Checklist 1: camera readiness

Confirm that the current camera sees the floor area where the conflict happens. A high camera that only shows the top of racking may be useful for security review, but weak for path analysis. A useful view shows the vehicle path, the pedestrian path, and the seconds before intersection.

Stream access

Verify that the camera exposes a stable RTSP or ONVIF stream and that the stream remains stable during normal shift load. Do not test only after hours. Forklift safety systems have to work when the network and floor are busy.

Lighting and occlusion

Check glare, shadows, low light, rack occlusion, door openings, and floor markings. The goal is not a perfect camera. The goal is a camera that sees enough of the conflict to trigger a reliable warning.

Checklist 2: alert path

A forklift warning can go to several places: the VMS, a supervisor tablet, a local horn, a light stack, or a control room. Pick one primary path for the pilot. If everyone receives every alert, no one owns it.

Local signal or supervisor review

If the goal is immediate intervention, a local signal near the conflict point may be required. If the goal is retraining and hot spot analysis, supervisor review may be enough for the first phase. The system should match the action you expect.

Checklist 3: model criteria

Do not evaluate forklift safety AI only on whether it detects a forklift and a person. That is the easy part. Evaluate whether it understands path, speed, distance, occlusion, and time to conflict. A stationary forklift beside a pedestrian is not the same as a moving forklift entering a blind corner.

Near miss versus collision risk

Define what counts as a near miss before the pilot. Sudden stops, close passing, path intersection, and unsafe speed near a walking path may all be useful categories, but they should not be mixed without labels.

Checklist 4: pilot metrics

Track alert latency, event volume, supervisor agreement, repeat hot spots, and whether the clips are useful in a safety meeting. A good pilot should produce fewer arguments and better evidence. It should help the team see where the risk repeats.

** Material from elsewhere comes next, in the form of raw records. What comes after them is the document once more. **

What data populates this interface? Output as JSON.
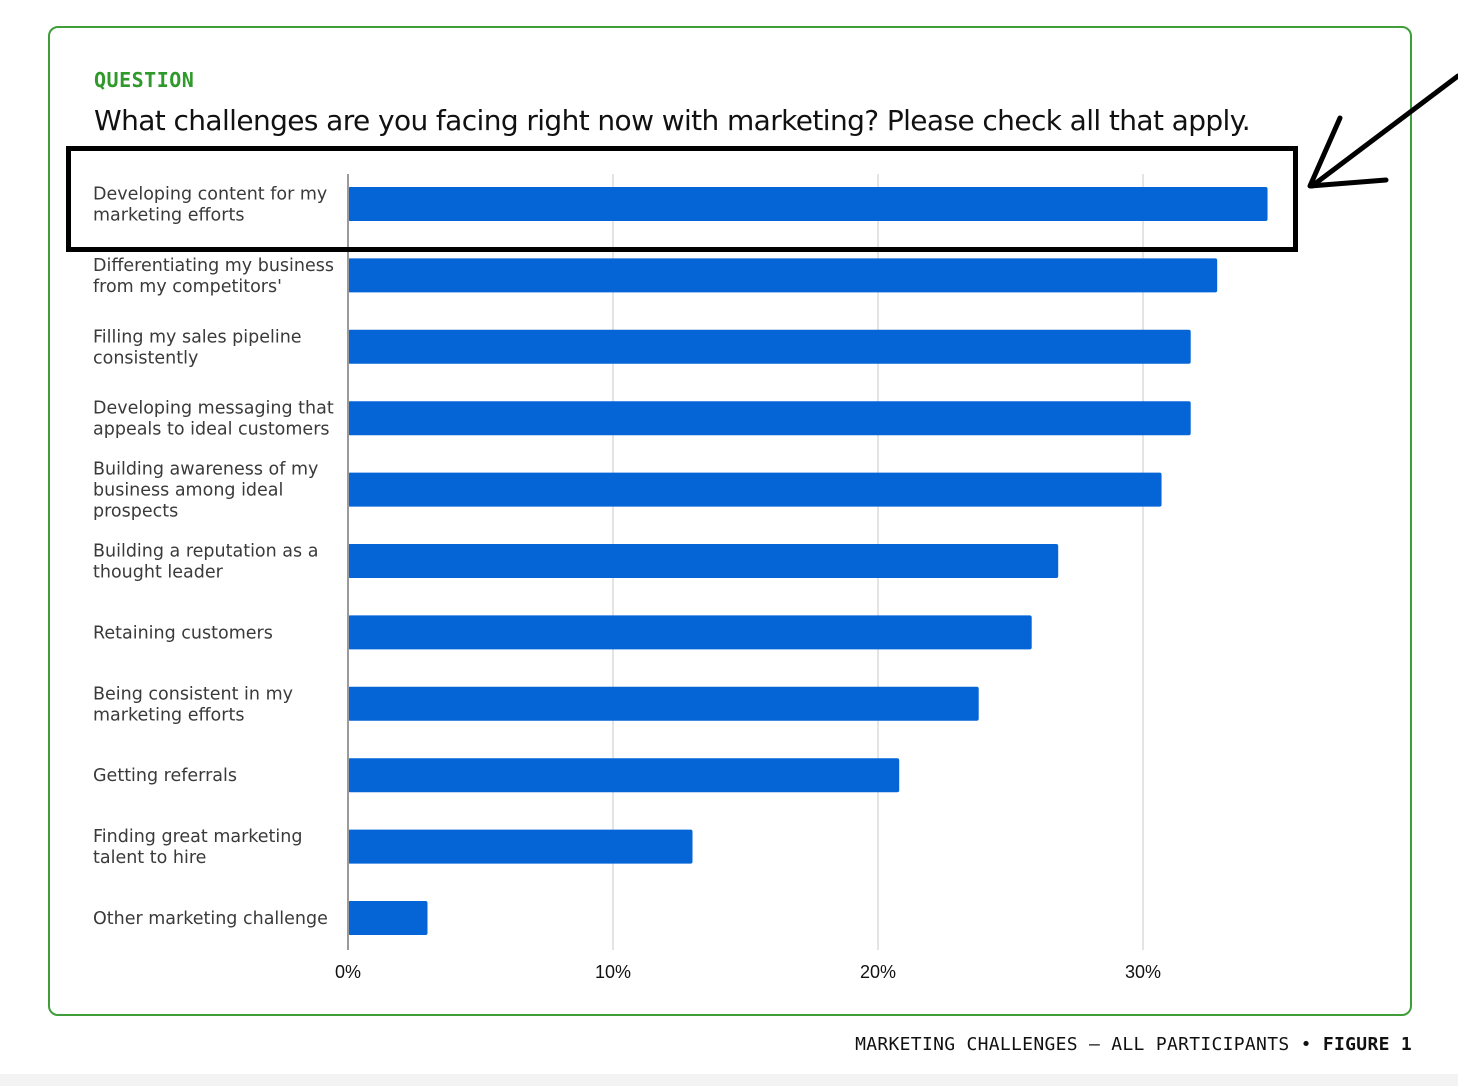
{
  "question": {
    "label": "QUESTION",
    "text": "What challenges are you facing right now with marketing? Please check all that apply."
  },
  "caption": {
    "main": "MARKETING CHALLENGES – ALL PARTICIPANTS",
    "separator": "•",
    "figure": "FIGURE 1"
  },
  "colors": {
    "bar": "#0565d6",
    "frame": "#3f9e3a",
    "label": "#2f9a2b"
  },
  "chart_data": {
    "type": "bar",
    "orientation": "horizontal",
    "categories": [
      [
        "Developing content for my",
        "marketing efforts"
      ],
      [
        "Differentiating my business",
        "from my competitors'"
      ],
      [
        "Filling my sales pipeline",
        "consistently"
      ],
      [
        "Developing messaging that",
        "appeals to ideal customers"
      ],
      [
        "Building awareness of my",
        "business among ideal",
        "prospects"
      ],
      [
        "Building a reputation as a",
        "thought leader"
      ],
      [
        "Retaining customers"
      ],
      [
        "Being consistent in my",
        "marketing efforts"
      ],
      [
        "Getting referrals"
      ],
      [
        "Finding great marketing",
        "talent to hire"
      ],
      [
        "Other marketing challenge"
      ]
    ],
    "values": [
      34.7,
      32.8,
      31.8,
      31.8,
      30.7,
      26.8,
      25.8,
      23.8,
      20.8,
      13.0,
      3.0
    ],
    "xlim": [
      0,
      40
    ],
    "xticks": [
      0,
      10,
      20,
      30
    ],
    "tick_labels": [
      "0%",
      "10%",
      "20%",
      "30%"
    ],
    "grid": true,
    "highlighted_category": 0
  }
}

Checklist 5: privacy and retention

Raw video should remain in the current VMS unless policy says otherwise. DHI can send structured event data while the footage stays on site. That matters for warehouse operators who need safety evidence without creating a new unmanaged video store.

Final decision

At the end of the pilot, the decision should be concrete. Did the system find real conflicts? Did supervisors trust the clips? Did the alert arrive in time? Did a pattern emerge by aisle, dock, or shift? If the answer is yes, the next step is not another demo. It is a zone-by-zone expansion plan.